I spent an hour last week at the Masna'a border crossing, watching a bumper-to-bumper procession of vehicles pour slowly out of Syria.
We were taken to a Bekaa village to what was once one of Yasser Arafat's prisons. What were once cells now house several families who sleep on mats around a kerosene stove.
Only a few have windows, and cardboard partitions provide little privacy. A single tap is shared. There is still snow on the mountains and it is bitingly cold.
Horrieh (9) lives in one room with her extended family. She used to live in Damascus, enjoying playing run-catch with other children.
School became too frightening because of the bombing raids.
The sound of the explosions would make children wet themselves in terror.
Five months ago her father was arrested and she hasn't seen him since: "I miss him very much."

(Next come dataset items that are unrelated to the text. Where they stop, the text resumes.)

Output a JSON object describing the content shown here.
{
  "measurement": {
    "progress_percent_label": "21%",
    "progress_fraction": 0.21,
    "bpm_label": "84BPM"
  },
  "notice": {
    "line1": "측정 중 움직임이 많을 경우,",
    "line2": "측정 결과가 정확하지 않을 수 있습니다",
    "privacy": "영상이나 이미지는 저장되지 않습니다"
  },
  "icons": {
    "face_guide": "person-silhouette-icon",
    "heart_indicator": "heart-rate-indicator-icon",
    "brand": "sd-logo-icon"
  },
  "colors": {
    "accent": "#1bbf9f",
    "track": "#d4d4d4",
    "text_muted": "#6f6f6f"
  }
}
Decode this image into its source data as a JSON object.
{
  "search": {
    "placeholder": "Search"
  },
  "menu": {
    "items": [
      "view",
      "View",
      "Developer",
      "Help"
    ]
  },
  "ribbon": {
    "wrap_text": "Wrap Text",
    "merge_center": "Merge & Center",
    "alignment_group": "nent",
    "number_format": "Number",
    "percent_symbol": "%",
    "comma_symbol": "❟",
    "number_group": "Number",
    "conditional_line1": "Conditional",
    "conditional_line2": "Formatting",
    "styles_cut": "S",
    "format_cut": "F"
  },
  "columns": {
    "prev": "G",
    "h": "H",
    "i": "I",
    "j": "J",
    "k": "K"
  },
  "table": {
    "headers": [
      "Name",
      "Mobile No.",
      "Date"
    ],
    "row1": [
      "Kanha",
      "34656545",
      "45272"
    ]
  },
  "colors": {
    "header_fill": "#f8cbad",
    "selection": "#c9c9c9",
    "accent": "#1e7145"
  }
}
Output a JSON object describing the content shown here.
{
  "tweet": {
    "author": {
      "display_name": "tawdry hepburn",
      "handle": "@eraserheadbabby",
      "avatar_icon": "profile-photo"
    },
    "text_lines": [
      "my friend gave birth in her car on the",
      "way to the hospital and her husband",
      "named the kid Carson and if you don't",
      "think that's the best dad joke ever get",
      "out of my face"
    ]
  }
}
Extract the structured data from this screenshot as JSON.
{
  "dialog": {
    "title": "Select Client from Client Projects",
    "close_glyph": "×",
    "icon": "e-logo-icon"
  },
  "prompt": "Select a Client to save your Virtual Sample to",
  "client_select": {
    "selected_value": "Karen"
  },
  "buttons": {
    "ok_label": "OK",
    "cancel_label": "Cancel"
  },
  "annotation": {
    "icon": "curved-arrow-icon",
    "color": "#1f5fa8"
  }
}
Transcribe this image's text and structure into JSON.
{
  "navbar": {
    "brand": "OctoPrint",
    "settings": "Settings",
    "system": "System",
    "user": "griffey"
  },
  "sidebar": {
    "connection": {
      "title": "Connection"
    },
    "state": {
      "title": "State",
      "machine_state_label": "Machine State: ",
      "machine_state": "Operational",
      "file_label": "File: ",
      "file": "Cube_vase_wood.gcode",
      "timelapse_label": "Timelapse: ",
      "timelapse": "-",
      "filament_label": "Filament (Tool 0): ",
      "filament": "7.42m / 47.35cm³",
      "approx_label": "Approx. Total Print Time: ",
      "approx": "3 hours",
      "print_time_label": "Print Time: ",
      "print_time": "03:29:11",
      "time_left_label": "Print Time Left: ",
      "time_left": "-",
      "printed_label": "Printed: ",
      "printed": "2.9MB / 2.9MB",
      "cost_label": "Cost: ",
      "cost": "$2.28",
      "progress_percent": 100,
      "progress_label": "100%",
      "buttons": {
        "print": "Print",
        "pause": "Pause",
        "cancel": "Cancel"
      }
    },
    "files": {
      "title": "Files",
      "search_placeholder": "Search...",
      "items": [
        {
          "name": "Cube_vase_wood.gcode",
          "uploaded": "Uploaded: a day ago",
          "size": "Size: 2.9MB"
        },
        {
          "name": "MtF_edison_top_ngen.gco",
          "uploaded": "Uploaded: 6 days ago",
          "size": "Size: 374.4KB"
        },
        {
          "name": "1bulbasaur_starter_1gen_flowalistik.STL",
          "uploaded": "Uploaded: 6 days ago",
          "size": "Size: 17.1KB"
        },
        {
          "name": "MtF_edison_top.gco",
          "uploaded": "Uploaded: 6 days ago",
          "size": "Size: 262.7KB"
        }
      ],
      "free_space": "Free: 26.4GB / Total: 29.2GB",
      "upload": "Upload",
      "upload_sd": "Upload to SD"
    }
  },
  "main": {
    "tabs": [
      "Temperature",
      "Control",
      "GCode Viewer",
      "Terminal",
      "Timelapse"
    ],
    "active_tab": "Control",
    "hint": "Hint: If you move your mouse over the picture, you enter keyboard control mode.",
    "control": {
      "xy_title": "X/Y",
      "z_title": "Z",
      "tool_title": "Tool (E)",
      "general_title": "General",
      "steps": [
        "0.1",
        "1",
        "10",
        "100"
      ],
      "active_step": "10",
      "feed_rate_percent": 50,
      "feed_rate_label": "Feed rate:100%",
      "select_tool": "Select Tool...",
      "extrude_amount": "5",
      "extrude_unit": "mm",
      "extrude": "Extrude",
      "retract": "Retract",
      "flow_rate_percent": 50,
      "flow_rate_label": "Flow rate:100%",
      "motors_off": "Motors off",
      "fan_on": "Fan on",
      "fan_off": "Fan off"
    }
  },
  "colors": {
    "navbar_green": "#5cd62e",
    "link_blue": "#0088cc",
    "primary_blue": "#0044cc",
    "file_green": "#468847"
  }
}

She wrings her hands silently and furiously as she speaks, a common habit among traumatised children.
Her brother Thaer (12) is happy for me to touch the spot on his head where a piece of shrapnel from a rocket cracked his skull and left him unconscious.
His friend Ouran was killed by a sniper. They were working in a shop; he saw Ouran coming towards him, turned and heard a shot.
Ouran was on the ground. At first he thought his friend was joking because there was no blood.
"I tried to wake him. Then we took off his shirt and saw the bullet hole. There was only a drop of blood."
Horrieh wants to be a doctor to help the war's victims. But for all of Syria's capacity to surprise us with its violence and suffering, there is no sign it will allow her to fulfil that dream.